People here are sharing their experiences, good and bad. We have to be consumerists. It's our money. If the experience is bad, and we've given the vendor chances to remedy the issue and the issue is not remedied, then it should be brought to our attention as a warning to others.

I don't care if the vendor is a mom-and-pop or if it's corporate-owned. I don't care where it's located. I don't care if they advertise here or not. I only care about the customers, because no one else is going to look after them. We're the ones who must be vigilant. Throwing our hands up and saying "that's how business works" is disingenuous.

It's our money, folks. We shouldn't stand idly by and let some vendor rip us off. Try to get them to do the right thing. Give them a chance to make good within a reasonable time frame. And if they won't, call 'em out. Then move on to another vendor.
 
Throwing our hands up and saying "that's how business works" is disingenuous.
This completely ignores the context in which the comment was made. Do you really think that a business owner doesn't have the right to sell her business because the new owners might not take care of the customers the way she did?
 
I order from MoreBeer quite often. I've never received an order in less than six days. I can live with that, but I wouldn't call it super fast.

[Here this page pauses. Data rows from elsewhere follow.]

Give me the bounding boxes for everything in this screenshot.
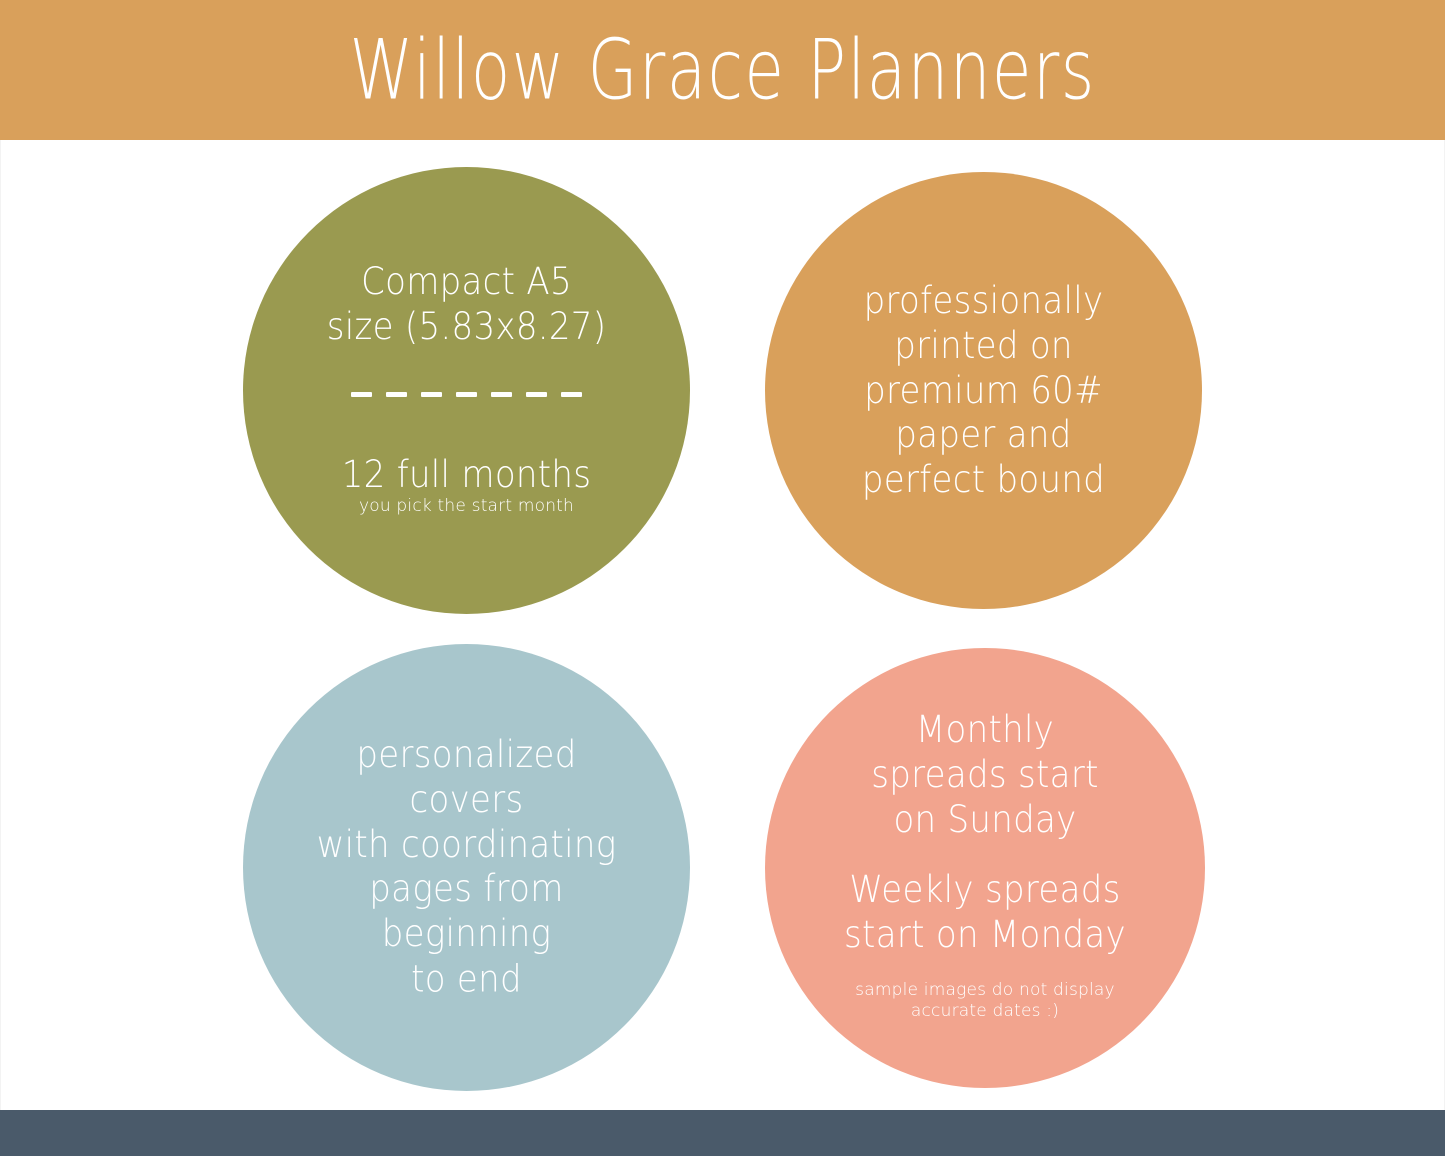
printing-circle-text: professionally printed on premium 60# pa…: [862, 278, 1105, 502]
covers-circle-line1: personalized: [317, 733, 617, 778]
divider-dash: [421, 392, 442, 397]
divider-dash: [491, 392, 512, 397]
divider-dash: [456, 392, 477, 397]
infographic-page: Willow Grace Planners Compact A5 size (5…: [0, 0, 1445, 1156]
printing-circle-line4: paper and: [862, 413, 1105, 458]
spreads-circle-line5: start on Monday: [844, 913, 1126, 958]
divider-dash: [386, 392, 407, 397]
covers-circle-text: personalized covers with coordinating pa…: [317, 733, 617, 1002]
spreads-circle-note-line1: sample images do not display: [855, 980, 1115, 1001]
spreads-circle-weekly-block: Weekly spreads start on Monday: [844, 868, 1126, 958]
covers-circle: personalized covers with coordinating pa…: [243, 644, 690, 1091]
size-circle-line3: 12 full months: [342, 453, 592, 498]
spreads-circle-line3: on Sunday: [871, 797, 1098, 842]
page-title: Willow Grace Planners: [349, 29, 1095, 112]
size-circle-heading: Compact A5 size (5.83x8.27): [327, 260, 607, 350]
spreads-circle-note-line2: accurate dates :): [855, 1001, 1115, 1022]
printing-circle-line3: premium 60#: [862, 368, 1105, 413]
divider-dash: [526, 392, 547, 397]
spreads-circle: Monthly spreads start on Sunday Weekly s…: [765, 648, 1205, 1088]
printing-circle: professionally printed on premium 60# pa…: [765, 172, 1202, 609]
size-circle-line1: Compact A5: [327, 260, 607, 305]
covers-circle-line2: covers: [317, 778, 617, 823]
printing-circle-line2: printed on: [862, 323, 1105, 368]
covers-circle-line3: with coordinating: [317, 823, 617, 868]
spreads-circle-note: sample images do not display accurate da…: [855, 980, 1115, 1023]
size-circle: Compact A5 size (5.83x8.27) 12 full mont…: [243, 167, 690, 614]
divider-dash: [351, 392, 372, 397]
spreads-circle-line4: Weekly spreads: [844, 868, 1126, 913]
size-circle-line4: you pick the start month: [342, 496, 592, 517]
footer-bar: [0, 1110, 1445, 1156]
printing-circle-line1: professionally: [862, 278, 1105, 323]
spreads-circle-monthly-block: Monthly spreads start on Sunday: [871, 708, 1098, 843]
covers-circle-line4: pages from: [317, 868, 617, 913]
size-circle-line2: size (5.83x8.27): [327, 305, 607, 350]
dashed-divider: [351, 392, 582, 397]
divider-dash: [561, 392, 582, 397]
feature-circles: Compact A5 size (5.83x8.27) 12 full mont…: [0, 140, 1445, 1110]
covers-circle-line6: to end: [317, 957, 617, 1002]
printing-circle-line5: perfect bound: [862, 458, 1105, 503]
spreads-circle-line2: spreads start: [871, 753, 1098, 798]
covers-circle-line5: beginning: [317, 912, 617, 957]
size-circle-subblock: 12 full months you pick the start month: [342, 455, 592, 517]
header-bar: Willow Grace Planners: [0, 0, 1445, 140]
spreads-circle-line1: Monthly: [871, 708, 1098, 753]
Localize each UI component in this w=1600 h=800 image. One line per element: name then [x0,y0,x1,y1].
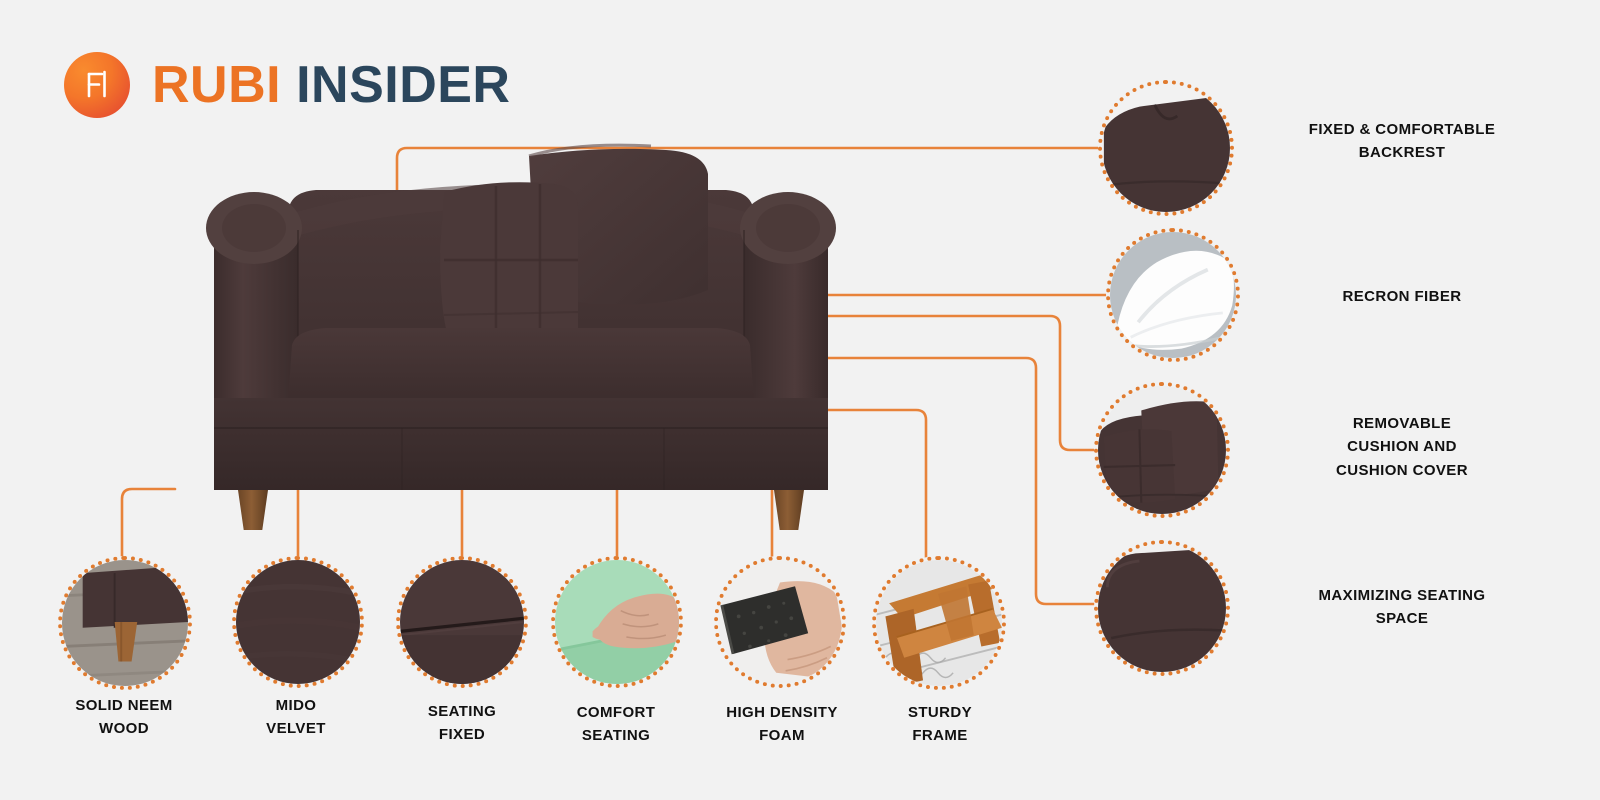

Depends on where you live I guess. They have a warehouse in Pennsylvania and I live in NJ, so its usually 3-4 days. So it's not Amazon Prime fast, but fast enough in my book.
Definitely depends on where you live. I'm about 5 hours south of MoreBeer's California location and my last order, a couple weeks ago, arrived less than 24 hours after placing it. On a previous order they had to split the items, some from CA and some from PA. The CA items arrived within a couple days, and the PA items within 5 days. That's fine. I like MoreBeer's prices, fast shipping, and inventory (they stock most things I look for). But I still make regular trips to my LHBS (40 mile round trip), to support them whenever it makes sense.
 
FWIW, the phrase wasn't "hate", it was "hating on" (with a mention of posting on full moon).

Different words, different meanings.

Like I said earlier:
  • polite commentary on suppliers that are hard to contact is certainly appreciated.
... and I'd like to add
  • Report slow order filling and/or shipping?
    • That's a good to know.
    • Over time, these problems tend to correct themselves.
    • Acquisitions tend to take 6 to 12 months for things to get back to normal.

  • Report slow filling and/or shipping, drag in the ownership history of one of the related store fronts, and then promise to never buy again from any store front in the ownership history?
    • That might discourage other businesses from ...
    • 🤷‍♀️
 
I don't have to 'hate on' a supplier because the delivery didn't arrive on time.
I don't advocate that either but I do think it is worth giving them the feedback if their shipper of choice is in a rut of bad service. Just do it constructively while keeping the focus on the shipper not the vendor.
They might not even know they are getting poor service from their business partner.
 
Depends on where you live I guess. They have a warehouse in Pennsylvania and I live in NJ, so its usually 3-4 days. So it's not Amazon Prime fast, but fast enough in my book.
I live in the SF Bay area and they have a warehouse in the Central part of the state, so two to three days for me. Usually way before my brew day which is cool.